This creative project grant started from a loan a business consultancy gave to an ice cream business
April 6, 2017 Category: Feature, Featured, Funding, MediumIt was when Little Baby’s Ice Cream was first starting out that cofounder Pete Angevine met Kate Strathmann, CEO and director of Center City-based small business consultancy Elysian Fields.
After some consulting on financials and business development for the local ice cream business, which has since expanded to Baltimore, the two became friends through their experiences as company leaders — something that Strathmann admits might initially seem weird to people questioning how a business consultancy has anything to with a place that sells ice cream.
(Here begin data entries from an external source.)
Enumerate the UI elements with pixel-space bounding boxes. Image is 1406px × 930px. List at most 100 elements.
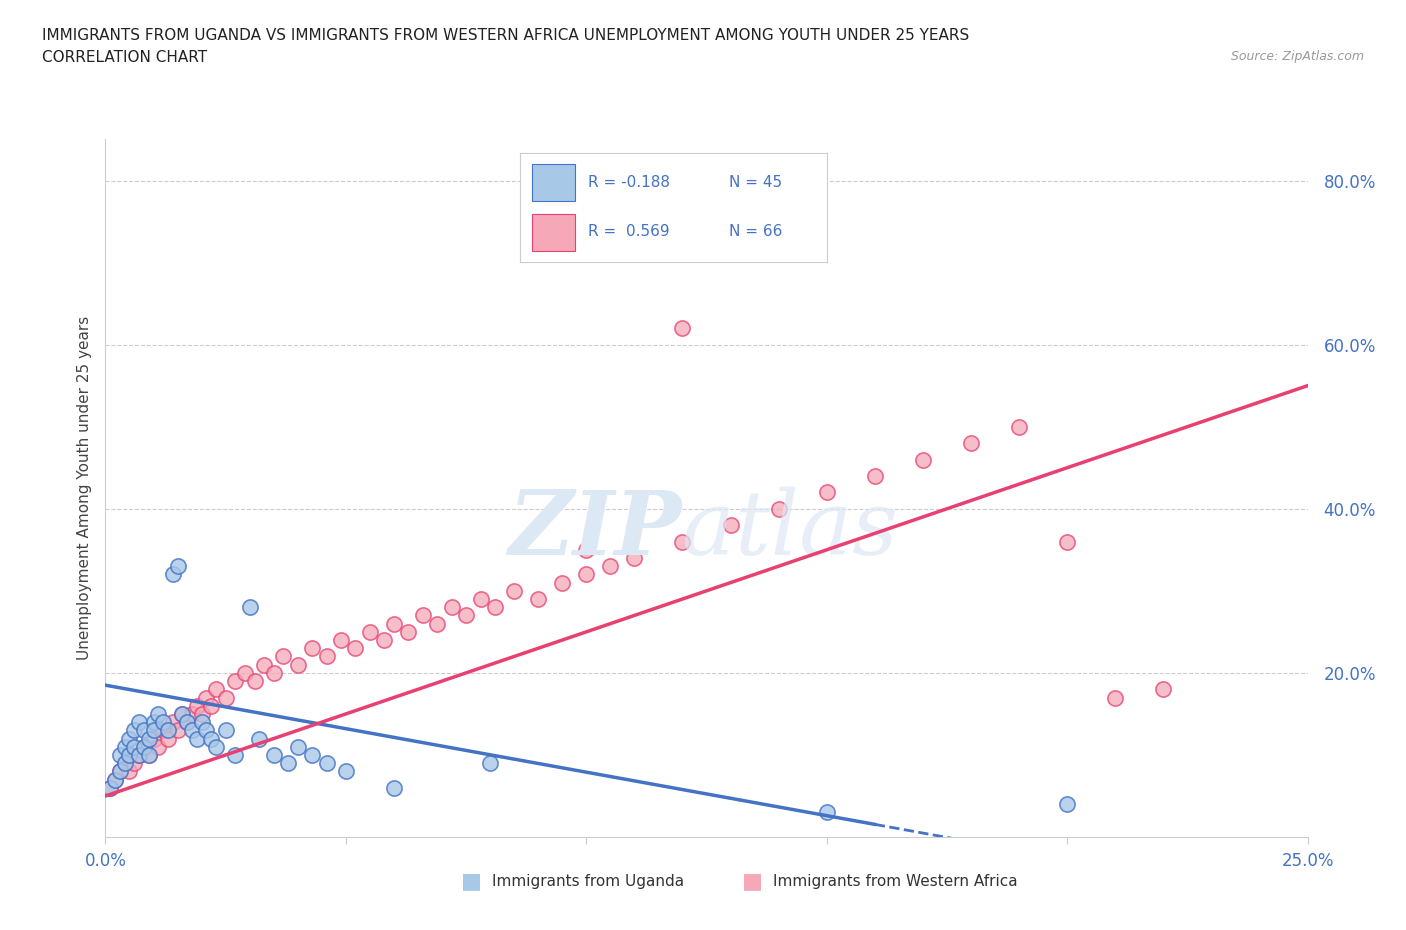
Point: [166, 559, 188, 574]
Point: [815, 485, 838, 499]
Point: [863, 469, 886, 484]
Point: [1008, 419, 1031, 434]
Point: [359, 624, 381, 639]
Point: [247, 731, 270, 746]
Point: [960, 435, 983, 450]
Point: [156, 731, 179, 746]
Point: [263, 748, 285, 763]
Point: [142, 731, 165, 746]
Point: [426, 617, 449, 631]
Text: ZIP: ZIP: [509, 486, 682, 574]
Point: [108, 764, 131, 778]
Point: [315, 649, 337, 664]
Point: [1056, 797, 1078, 812]
Point: [287, 658, 309, 672]
Point: [124, 739, 146, 754]
Point: [470, 591, 492, 606]
Text: IMMIGRANTS FROM UGANDA VS IMMIGRANTS FROM WESTERN AFRICA UNEMPLOYMENT AMONG YOUT: IMMIGRANTS FROM UGANDA VS IMMIGRANTS FRO…: [42, 28, 969, 43]
Point: [148, 739, 170, 754]
Point: [440, 600, 463, 615]
Point: [152, 723, 174, 737]
Point: [273, 649, 295, 664]
Point: [454, 608, 477, 623]
Point: [623, 551, 645, 565]
Point: [412, 608, 434, 623]
Point: [1056, 534, 1078, 549]
Point: [335, 764, 357, 778]
Point: [98, 780, 121, 795]
Point: [124, 723, 146, 737]
Point: [396, 624, 419, 639]
Point: [132, 723, 155, 737]
Point: [815, 805, 838, 820]
Point: [263, 666, 285, 681]
Point: [181, 707, 204, 722]
Point: [114, 756, 136, 771]
Point: [156, 723, 179, 737]
Point: [205, 682, 228, 697]
Point: [190, 714, 212, 729]
Point: [382, 617, 405, 631]
Point: [176, 714, 198, 729]
Text: ■: ■: [742, 871, 762, 892]
Point: [104, 772, 127, 787]
Point: [720, 518, 742, 533]
Point: [166, 723, 188, 737]
Point: [239, 600, 262, 615]
Point: [224, 748, 246, 763]
Point: [176, 714, 198, 729]
Point: [911, 452, 934, 467]
Point: [148, 707, 170, 722]
Point: [214, 723, 236, 737]
Point: [98, 780, 121, 795]
Point: [344, 641, 367, 656]
Point: [108, 748, 131, 763]
Point: [128, 748, 150, 763]
Point: [118, 748, 141, 763]
Point: [277, 756, 299, 771]
Point: [195, 690, 218, 705]
Text: Immigrants from Uganda: Immigrants from Uganda: [492, 874, 685, 889]
Point: [287, 739, 309, 754]
Point: [138, 748, 160, 763]
Point: [118, 764, 141, 778]
Point: [671, 321, 693, 336]
Point: [132, 739, 155, 754]
Point: [108, 764, 131, 778]
Text: Source: ZipAtlas.com: Source: ZipAtlas.com: [1230, 50, 1364, 63]
Text: ■: ■: [461, 871, 481, 892]
Point: [551, 575, 574, 590]
Point: [1152, 682, 1174, 697]
Point: [190, 707, 212, 722]
Point: [186, 731, 208, 746]
Text: atlas: atlas: [682, 486, 898, 574]
Point: [142, 723, 165, 737]
Point: [162, 714, 184, 729]
Text: Immigrants from Western Africa: Immigrants from Western Africa: [773, 874, 1018, 889]
Point: [382, 780, 405, 795]
Point: [172, 707, 194, 722]
Text: CORRELATION CHART: CORRELATION CHART: [42, 50, 207, 65]
Point: [243, 673, 266, 688]
Point: [138, 748, 160, 763]
Point: [152, 714, 174, 729]
Point: [484, 600, 506, 615]
Point: [233, 666, 256, 681]
Point: [503, 583, 526, 598]
Point: [224, 673, 246, 688]
Point: [128, 714, 150, 729]
Point: [301, 641, 323, 656]
Point: [142, 714, 165, 729]
Point: [128, 748, 150, 763]
Point: [671, 534, 693, 549]
Point: [205, 739, 228, 754]
Point: [114, 739, 136, 754]
Point: [172, 707, 194, 722]
Point: [181, 723, 204, 737]
Point: [330, 632, 353, 647]
Point: [1104, 690, 1126, 705]
Point: [575, 567, 598, 582]
Point: [301, 748, 323, 763]
Point: [104, 772, 127, 787]
Point: [138, 731, 160, 746]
“Both businesses have a tremendous amount of mutual respect, and even though a business consultancy and an ice cream business may seem very different, I think both businesses are creative and offbeat in how we approach our ‘work’ and similar in spirit,” Strathmann wrote in an email. “We are not a typical business consultancy, and Little Baby’s is not a typical ice cream business.”
[Editor’s note: Indeed.]
That nontraditional attitude has been funneled into the creation of a new, $1,000 funding opportunity for a local creative project “contributing to the vitality of Philadelphia through creativity and community engagement” called Shared Interest.
And the money itself has an interesting backstory: It’s coming out of the flat interest paid back by Little Baby’s after Elysian Fields provided the company with a short-term, low interest loan last year for that Baltimore expansion (with an additional matching amount from Elysian Fields).
The grant application doesn’t go live ’til this Monday, April 10, and will be accepted through noon on April 23. But if you think you’re project is a good fit for the funds, take a look ahead at the pretty darn simple application process — they’re looking for just four answers to four questions, in addition to four pictures to better illustrate what you write.
"I like to think of regeneration as a better metaphor than sustainability."
The quick-and-easy process of the application is an integral part in what Strathmann says should be the main focus for anyone looking to provide funding — supporting the “amazing, sometimes-scrappy, groundbreaking work” she sees around the city. She has plenty of experience in this area too, with six years as the cofounder and leader of the recently retired Philly Stake, a dinner gathering of sorts where the main conversation was how best to distribute funds to community projects.
“I like to think of regeneration as a better metaphor than sustainability sometimes — we reached a point where it made sense to end the project so that we could focus on and grow other work as individuals (or maybe with each other in the future),” Strathmann said of Philly Stake, from which she took inspiration when creating Shared Interest.
This kind of “hyperlocal cooperative capitalism” Strathmann feels she and Angevine are doing is also something they feel is a bit rare in the local funding scene. She pointed to certain examples of it happening — Greensgrow’s recent fund honoring founder Mary Seton Corby in her passing or Rooster Soup Company coming out of a partnership between Broad Street Ministry and Federal Donuts — but she thinks more could be done.
“I would love to model and keep experimenting with ways that small businesses can partner to both support each other, while also generating ways to give back and invest in communities they are a part of,” Strathmann said.
“Owning a small business is really challenging, and takes a tremendous amount of work, dedication, and sleepless nights. But I also find, for myself, that leadership feels like a great privilege, and I’d like to keep finding ways to use the economic power we do have to find ways to create more community wealth and vibrancy.”